Şanlıurfa'nın Ceylanpınar ilçesinde polis memurları Feyyaz Yumuşak ve Okan Acar'ın evlerinde öldürülmesine ilişkin yürütülen soruşturmada tutuklanan 9 sanık hakkında, müebbet hapis cezası istendi.

Habertürk’ün haberine göre, Şanlıurfa'nın Ceylanpınar ilçesinde 22 Temmuz 2015'te, polis memurları Feyyaz Yumuşak ile Okan Acar'ın evlerinde öldürülmesiyle ilişkin yürütülen soruşturma kapsamında tutuklu 9 sanık hakkında, "Devletin birliği ve ülke bütünlüğü bozma, kişiyi yerine getirdiği kamu görevi nedeniyle öldürme" suçlarından müebbet hapis cezası istendi.

İDDİANAME KABUL EDİLDİ

Cumhuriyet Savcısı İhsan Güngör tarafından hazırlanan iddianame, Şanlıurfa 2. Ağır Ceza Mahkemesince kabul edildi. Savcı Güngör, polis memurları Yumuşak ve Acar'ın öldürülmesine ilişkin yürütülen soruşturma kapsamında hazırladığı iddianamede;

“YDG-H'ın, PKK/KCK'nin yöneticilerinin talimatları doğrultusunda Türkiye'deki gençlik örgütlenmelerini bir çatı altında toplamak amacıyla kurulduğu” dendi. İddianamede “Örgütün, illegal faaliyetlerini son derece gizli biçimde sürdürerek eylemlerini de sivil savunma adıyla hayata geçirmeye çalıştığı” bildirildi.

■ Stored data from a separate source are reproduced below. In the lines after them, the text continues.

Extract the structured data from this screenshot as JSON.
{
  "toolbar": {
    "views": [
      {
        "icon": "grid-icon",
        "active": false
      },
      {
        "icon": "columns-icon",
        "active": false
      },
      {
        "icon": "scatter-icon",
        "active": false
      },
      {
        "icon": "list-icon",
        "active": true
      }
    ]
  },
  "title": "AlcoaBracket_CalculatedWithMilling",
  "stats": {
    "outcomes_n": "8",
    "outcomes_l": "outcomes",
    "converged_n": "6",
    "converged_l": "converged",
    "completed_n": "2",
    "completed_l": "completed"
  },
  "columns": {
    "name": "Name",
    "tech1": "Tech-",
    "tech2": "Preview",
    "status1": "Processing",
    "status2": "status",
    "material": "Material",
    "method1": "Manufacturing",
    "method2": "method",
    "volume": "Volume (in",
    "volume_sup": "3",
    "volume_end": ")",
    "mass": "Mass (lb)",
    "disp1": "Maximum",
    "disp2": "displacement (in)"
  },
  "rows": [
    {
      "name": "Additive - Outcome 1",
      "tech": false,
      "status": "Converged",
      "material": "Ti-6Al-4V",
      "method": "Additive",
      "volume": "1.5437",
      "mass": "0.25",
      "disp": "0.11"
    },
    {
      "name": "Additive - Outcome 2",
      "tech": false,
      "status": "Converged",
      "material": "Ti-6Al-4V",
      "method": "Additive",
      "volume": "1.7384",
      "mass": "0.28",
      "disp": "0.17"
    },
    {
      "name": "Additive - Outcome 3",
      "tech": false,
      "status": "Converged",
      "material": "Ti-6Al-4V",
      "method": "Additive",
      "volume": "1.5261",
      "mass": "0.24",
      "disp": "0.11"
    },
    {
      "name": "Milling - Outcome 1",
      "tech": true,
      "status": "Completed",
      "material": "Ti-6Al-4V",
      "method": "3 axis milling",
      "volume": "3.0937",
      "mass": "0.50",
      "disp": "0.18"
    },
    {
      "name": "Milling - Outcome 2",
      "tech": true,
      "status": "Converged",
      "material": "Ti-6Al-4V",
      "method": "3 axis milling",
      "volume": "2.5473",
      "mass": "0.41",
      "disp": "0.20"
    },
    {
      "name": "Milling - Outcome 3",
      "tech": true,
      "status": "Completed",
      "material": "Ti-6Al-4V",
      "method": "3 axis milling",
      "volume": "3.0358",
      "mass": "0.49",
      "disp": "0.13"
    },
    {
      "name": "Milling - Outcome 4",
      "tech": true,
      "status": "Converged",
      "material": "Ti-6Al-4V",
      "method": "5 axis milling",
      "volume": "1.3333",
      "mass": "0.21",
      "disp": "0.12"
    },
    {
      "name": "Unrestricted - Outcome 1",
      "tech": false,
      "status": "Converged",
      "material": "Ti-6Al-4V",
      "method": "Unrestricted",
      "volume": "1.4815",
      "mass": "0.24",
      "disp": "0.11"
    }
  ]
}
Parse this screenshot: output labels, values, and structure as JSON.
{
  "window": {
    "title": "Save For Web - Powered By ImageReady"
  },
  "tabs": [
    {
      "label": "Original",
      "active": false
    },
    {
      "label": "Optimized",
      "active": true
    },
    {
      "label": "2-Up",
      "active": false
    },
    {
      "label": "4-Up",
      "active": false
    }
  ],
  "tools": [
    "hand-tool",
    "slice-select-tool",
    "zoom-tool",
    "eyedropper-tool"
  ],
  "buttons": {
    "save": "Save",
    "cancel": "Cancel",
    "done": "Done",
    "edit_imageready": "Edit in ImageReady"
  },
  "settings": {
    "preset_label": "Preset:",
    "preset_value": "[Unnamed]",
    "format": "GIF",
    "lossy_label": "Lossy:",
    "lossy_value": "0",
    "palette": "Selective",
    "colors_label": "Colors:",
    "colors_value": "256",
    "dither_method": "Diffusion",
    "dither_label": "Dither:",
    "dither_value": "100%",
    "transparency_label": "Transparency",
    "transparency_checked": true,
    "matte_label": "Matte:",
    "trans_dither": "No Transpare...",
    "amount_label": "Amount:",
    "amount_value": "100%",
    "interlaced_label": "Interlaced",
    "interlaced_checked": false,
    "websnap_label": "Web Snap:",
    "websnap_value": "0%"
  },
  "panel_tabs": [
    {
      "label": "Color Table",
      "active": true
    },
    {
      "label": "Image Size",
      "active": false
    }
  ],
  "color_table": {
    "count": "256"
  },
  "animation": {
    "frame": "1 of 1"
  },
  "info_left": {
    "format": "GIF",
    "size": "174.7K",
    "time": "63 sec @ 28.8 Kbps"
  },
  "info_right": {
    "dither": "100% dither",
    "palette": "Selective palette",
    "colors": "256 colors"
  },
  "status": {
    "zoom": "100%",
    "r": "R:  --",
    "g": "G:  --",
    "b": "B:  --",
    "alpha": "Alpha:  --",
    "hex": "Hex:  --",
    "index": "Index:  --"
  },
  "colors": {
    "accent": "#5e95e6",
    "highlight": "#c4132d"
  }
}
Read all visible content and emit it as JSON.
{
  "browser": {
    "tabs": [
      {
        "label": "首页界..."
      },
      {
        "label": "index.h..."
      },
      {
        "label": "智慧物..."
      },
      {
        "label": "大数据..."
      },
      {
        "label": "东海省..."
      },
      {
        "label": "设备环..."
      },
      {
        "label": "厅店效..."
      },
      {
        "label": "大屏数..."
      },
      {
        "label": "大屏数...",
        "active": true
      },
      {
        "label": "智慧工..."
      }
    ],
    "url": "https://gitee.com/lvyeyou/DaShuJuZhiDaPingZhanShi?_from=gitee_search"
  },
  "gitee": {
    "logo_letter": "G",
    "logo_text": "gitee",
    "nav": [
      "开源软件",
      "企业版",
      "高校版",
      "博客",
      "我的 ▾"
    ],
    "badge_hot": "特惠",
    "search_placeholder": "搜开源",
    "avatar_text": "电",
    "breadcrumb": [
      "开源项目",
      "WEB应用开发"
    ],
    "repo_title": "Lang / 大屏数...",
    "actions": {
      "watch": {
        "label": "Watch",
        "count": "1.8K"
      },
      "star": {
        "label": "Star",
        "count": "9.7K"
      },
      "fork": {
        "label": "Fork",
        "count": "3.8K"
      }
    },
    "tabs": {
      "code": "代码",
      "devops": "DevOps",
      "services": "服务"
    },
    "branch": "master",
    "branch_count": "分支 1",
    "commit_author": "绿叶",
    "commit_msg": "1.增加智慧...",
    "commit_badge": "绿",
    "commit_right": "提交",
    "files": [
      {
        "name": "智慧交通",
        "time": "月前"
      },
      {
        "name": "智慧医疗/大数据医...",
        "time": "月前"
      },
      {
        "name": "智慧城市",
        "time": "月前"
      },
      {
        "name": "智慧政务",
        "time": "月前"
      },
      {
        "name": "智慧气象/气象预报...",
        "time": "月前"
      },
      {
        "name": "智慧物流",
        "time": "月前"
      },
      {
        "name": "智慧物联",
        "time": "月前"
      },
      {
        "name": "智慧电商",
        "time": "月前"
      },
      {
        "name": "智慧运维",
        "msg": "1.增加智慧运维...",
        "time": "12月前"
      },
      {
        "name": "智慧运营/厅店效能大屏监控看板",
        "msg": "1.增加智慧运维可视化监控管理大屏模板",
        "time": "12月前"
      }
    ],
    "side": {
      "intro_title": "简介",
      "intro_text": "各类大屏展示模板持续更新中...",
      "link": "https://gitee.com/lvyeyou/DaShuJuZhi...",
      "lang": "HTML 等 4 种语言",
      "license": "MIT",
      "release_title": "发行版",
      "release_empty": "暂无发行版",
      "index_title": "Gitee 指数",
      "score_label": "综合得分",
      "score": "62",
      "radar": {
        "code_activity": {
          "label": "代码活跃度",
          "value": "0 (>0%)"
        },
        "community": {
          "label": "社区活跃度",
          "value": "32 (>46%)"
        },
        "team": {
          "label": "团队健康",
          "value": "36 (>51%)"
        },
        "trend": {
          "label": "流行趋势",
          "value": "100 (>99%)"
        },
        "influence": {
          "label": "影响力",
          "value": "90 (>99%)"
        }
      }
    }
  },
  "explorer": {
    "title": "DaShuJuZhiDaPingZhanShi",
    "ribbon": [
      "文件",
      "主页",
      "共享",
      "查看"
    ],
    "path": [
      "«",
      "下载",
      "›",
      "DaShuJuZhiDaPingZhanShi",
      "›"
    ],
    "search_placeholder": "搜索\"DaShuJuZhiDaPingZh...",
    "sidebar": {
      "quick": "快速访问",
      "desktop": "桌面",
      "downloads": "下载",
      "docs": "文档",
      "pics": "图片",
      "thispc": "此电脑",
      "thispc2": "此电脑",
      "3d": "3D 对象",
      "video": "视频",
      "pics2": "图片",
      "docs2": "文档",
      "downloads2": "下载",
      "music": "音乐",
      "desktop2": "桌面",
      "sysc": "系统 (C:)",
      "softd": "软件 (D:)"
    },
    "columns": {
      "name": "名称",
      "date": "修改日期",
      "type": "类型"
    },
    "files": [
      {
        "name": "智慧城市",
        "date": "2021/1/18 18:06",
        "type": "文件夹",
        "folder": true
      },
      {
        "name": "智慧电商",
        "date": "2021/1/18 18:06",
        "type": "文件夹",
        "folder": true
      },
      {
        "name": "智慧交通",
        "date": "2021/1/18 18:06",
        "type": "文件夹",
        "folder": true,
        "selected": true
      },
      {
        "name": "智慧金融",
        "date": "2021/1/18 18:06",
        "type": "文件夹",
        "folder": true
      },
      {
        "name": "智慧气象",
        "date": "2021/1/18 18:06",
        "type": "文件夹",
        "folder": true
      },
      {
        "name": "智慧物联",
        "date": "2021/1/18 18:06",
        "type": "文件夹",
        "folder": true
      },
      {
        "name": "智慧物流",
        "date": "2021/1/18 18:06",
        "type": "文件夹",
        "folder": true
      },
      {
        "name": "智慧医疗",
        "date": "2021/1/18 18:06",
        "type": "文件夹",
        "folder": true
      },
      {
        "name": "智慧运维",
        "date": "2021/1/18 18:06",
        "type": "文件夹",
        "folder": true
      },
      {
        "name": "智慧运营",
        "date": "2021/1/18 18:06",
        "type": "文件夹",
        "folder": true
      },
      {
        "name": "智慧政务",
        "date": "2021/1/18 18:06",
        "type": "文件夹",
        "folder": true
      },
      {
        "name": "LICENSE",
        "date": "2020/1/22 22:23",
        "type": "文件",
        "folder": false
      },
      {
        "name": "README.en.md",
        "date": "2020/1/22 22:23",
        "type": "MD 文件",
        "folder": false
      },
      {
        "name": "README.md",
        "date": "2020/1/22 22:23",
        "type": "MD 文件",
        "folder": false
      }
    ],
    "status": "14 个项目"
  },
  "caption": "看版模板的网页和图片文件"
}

İddianamede yer alan ifadeler şöyle:

"Eylemlerle de sözde ateşkes döneminde terör örgütünün elini güçlendirerek bölge halkının diri tutulması amaçlanmıştır. Şiddet eylemlerinin yönü, son süreçte kırsal alanda asgari düzeyde olması nedeniyle şehir merkezleri, üniversiteler ve metropollere yönelmiştir. YDG-H, bu süreçte yapısal bir rol üstlenmiştir. YDG-H'ın amaç ve hedefleri üzerinde önemle durduğu konuların başında yer alan fuhuş, uyuşturucu ve bölgede faaliyet yürüten cemaatler ile ilgili bir yandan toplumsal tabanda sözde meşruiyet zemini oluşturma, bir yandan da hedef kitle olarak görülen gençlerin farklı alanlara kanalize olmasına karşı ön alma stratejisi uygulanmıştır."

ÖCALAN’IN SERBEST BIRAKILMASI

İddianamede, PKK lideri Abdullah Öcalan'ın serbest bırakılması, Hür Dava Partisi binaları ve üyelerine saldırılar, IŞİD ile PYD arasında Kobani'de yaşanan çatışmalar sonrası 6 Ekim'de başlayan ve 50 kişinin hayatını kaybettiği olaylarla “eylemsizlik sürecini provake ederek serhildan (başkaldırı) çağrıları yapmaktan geri kalmadığı”, ayrıca “20 Temmuz 2015'te Suruç ilçesinde yaşanan canlı bomba saldırısı sonrası ülke genelinde şiddet eylemlerine yöneldiği” anlatıldı.

PKK EYLEMİ ÜSTLENMEMİŞTİ

Olayın ardından BBC Türkçe'den Mahmut Hamsici'ye konuşan KCK Dış İlişkiler sözcüsü Demhat Agit, Ceylanpınar'da iki polisin öldürüldüğü olaya ilişkin PKK'nin yapmadığını açıklamıştı. Agit, şu açıklamayı yapmıştı: 

"Bunlar PKK'den bağımsız birimler. Bize bağlı olmayan, kendi içlerinde örgütlenmiş olan yerel güçlerdir diye açıklandı. Bizim yaptığımız bir şeyi üstlenmekle ilgili çekincemiz yok . PKK/HPG olarak yapılan bir eylem varsa bunun izahatı, gerekirse özeleştirisi yapılır."

"Evet PKK disiplinli bir hareket. Ama halk nezdinde tümüyle yüzde yüz hakim olabileceğiniz bir durum söz konusu değildir. Öyle bir zemin oluştu ki bu zeminde her türlü olay gelişebilecek durumdadır. Eğer çatışma zemini yaratılırsa zaten çok basit olaylar bile büyük sonuçlara neden olabiliyor."